Journal of Clinical and Cellular Immunology
Open Access
ISSN: 2155-9899
ISSN: 2155-9899
Julien van Grevenynghe, Xavier Dagenais-Lussier and Mouna Aounallah
INRS-Institut Armand Frappier, Canada
Posters & Accepted Abstracts: J Clin Cell Immunol
Immunology and metabolism have always been considered as distinct disciplines. However, recent advances in the understanding of immune functions under HIV-1 infection associate these branches with intricate networks. Today, we show that inflammation and kynurenines whose plasma levels are higher in HIV-1-infected subjects when compared to those of uninfected controls reduced the ability of memory CD4 T-cells to respond properly to IL-2. We found that in vitro treatment of memory CD4 T-cells with kynurenine results in oxygen reactive species (ROS) production that was responsible for inhibiting the phosphorylation of STAT5 factor following IL-2 stimulation.

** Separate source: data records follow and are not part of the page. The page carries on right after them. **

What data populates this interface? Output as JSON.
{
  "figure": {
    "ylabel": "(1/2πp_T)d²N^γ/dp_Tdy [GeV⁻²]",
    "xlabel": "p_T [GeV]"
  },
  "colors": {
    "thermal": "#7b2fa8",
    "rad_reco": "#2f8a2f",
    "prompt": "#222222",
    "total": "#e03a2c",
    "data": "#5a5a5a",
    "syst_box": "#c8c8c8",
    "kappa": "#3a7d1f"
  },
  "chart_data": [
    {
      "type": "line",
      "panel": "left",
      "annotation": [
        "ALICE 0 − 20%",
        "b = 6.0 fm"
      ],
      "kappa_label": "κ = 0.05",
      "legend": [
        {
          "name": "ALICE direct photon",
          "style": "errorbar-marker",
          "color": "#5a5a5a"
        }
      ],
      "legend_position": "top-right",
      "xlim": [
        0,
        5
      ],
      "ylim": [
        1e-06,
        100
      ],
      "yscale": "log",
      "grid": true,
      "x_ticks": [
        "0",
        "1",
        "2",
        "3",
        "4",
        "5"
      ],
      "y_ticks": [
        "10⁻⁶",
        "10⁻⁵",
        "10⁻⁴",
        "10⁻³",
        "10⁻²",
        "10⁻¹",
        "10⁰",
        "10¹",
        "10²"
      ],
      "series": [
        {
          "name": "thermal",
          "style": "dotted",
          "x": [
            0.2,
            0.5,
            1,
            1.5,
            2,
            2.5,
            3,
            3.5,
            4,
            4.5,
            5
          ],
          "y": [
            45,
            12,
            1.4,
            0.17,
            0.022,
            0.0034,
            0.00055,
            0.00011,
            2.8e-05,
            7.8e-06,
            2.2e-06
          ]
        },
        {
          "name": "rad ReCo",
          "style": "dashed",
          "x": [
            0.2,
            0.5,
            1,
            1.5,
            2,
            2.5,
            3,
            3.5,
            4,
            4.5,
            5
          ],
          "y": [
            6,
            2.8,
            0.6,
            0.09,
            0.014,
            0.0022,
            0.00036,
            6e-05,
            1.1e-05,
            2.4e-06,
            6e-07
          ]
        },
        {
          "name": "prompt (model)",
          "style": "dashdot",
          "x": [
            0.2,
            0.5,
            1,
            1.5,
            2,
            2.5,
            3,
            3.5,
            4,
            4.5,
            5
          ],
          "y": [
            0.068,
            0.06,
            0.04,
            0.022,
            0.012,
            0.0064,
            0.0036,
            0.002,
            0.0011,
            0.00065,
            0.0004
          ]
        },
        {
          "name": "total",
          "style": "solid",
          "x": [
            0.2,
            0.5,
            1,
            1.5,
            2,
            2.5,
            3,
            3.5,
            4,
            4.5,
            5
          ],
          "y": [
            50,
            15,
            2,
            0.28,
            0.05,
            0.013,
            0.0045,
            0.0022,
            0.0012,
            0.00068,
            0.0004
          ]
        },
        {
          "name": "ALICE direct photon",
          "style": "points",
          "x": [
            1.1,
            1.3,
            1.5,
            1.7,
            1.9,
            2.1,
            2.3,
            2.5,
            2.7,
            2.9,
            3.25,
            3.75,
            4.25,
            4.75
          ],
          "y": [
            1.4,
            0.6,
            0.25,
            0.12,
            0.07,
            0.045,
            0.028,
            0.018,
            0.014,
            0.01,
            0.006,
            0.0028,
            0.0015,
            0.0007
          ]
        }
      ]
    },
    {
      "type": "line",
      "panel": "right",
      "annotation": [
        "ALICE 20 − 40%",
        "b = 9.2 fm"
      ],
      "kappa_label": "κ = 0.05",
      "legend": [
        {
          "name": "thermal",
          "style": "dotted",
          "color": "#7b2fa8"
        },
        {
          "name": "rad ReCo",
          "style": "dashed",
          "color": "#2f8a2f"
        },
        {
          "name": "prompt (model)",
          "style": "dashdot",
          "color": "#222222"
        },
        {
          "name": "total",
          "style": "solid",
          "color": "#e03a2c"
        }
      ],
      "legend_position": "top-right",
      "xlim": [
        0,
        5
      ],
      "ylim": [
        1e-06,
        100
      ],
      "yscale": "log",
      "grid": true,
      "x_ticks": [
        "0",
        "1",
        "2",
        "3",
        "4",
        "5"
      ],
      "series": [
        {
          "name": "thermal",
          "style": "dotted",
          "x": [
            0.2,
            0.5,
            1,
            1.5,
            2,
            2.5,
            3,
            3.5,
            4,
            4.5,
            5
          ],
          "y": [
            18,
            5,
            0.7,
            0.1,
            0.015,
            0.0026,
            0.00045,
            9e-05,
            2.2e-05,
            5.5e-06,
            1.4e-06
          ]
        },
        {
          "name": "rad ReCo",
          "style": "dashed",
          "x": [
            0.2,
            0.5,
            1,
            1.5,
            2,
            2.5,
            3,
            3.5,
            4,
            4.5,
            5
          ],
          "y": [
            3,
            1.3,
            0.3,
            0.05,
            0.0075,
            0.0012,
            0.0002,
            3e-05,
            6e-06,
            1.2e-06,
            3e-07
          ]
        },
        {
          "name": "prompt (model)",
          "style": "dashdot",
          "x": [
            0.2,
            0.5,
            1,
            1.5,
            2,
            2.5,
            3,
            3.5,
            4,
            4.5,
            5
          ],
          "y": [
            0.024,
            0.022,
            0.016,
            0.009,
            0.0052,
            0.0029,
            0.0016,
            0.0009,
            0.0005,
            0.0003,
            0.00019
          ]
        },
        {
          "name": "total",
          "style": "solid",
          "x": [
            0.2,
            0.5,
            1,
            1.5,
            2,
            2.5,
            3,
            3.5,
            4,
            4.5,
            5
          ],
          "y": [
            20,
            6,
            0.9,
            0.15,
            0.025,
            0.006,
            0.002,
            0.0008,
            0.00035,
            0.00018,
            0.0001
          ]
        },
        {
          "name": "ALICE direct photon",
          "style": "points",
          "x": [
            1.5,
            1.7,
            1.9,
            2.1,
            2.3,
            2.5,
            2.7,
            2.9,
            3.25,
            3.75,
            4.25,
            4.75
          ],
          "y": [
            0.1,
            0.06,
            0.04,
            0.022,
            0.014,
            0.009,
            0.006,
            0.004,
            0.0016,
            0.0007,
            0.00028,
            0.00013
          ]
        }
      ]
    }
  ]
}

Interestingly, we found that memory CD4 T-cells from HIV- 1-infected subjects, even those with less than 3 months of presumed infection, displayed reduced ability to protect themselves against Fas-mediated apoptosis in the presence of IL-2 help. The effect of kynurenines and subsequent oxidative stress was abrogated when HIV-1-infected subjects were treated with combined antiretroviral therapy (cART) early during the time course of their infection. Collectively, these data highlight the key role of inflammation and perturbed metabolism during HIV-1 infection, particularly in the survival of memory cells and the nature of HIV-1 reservoir.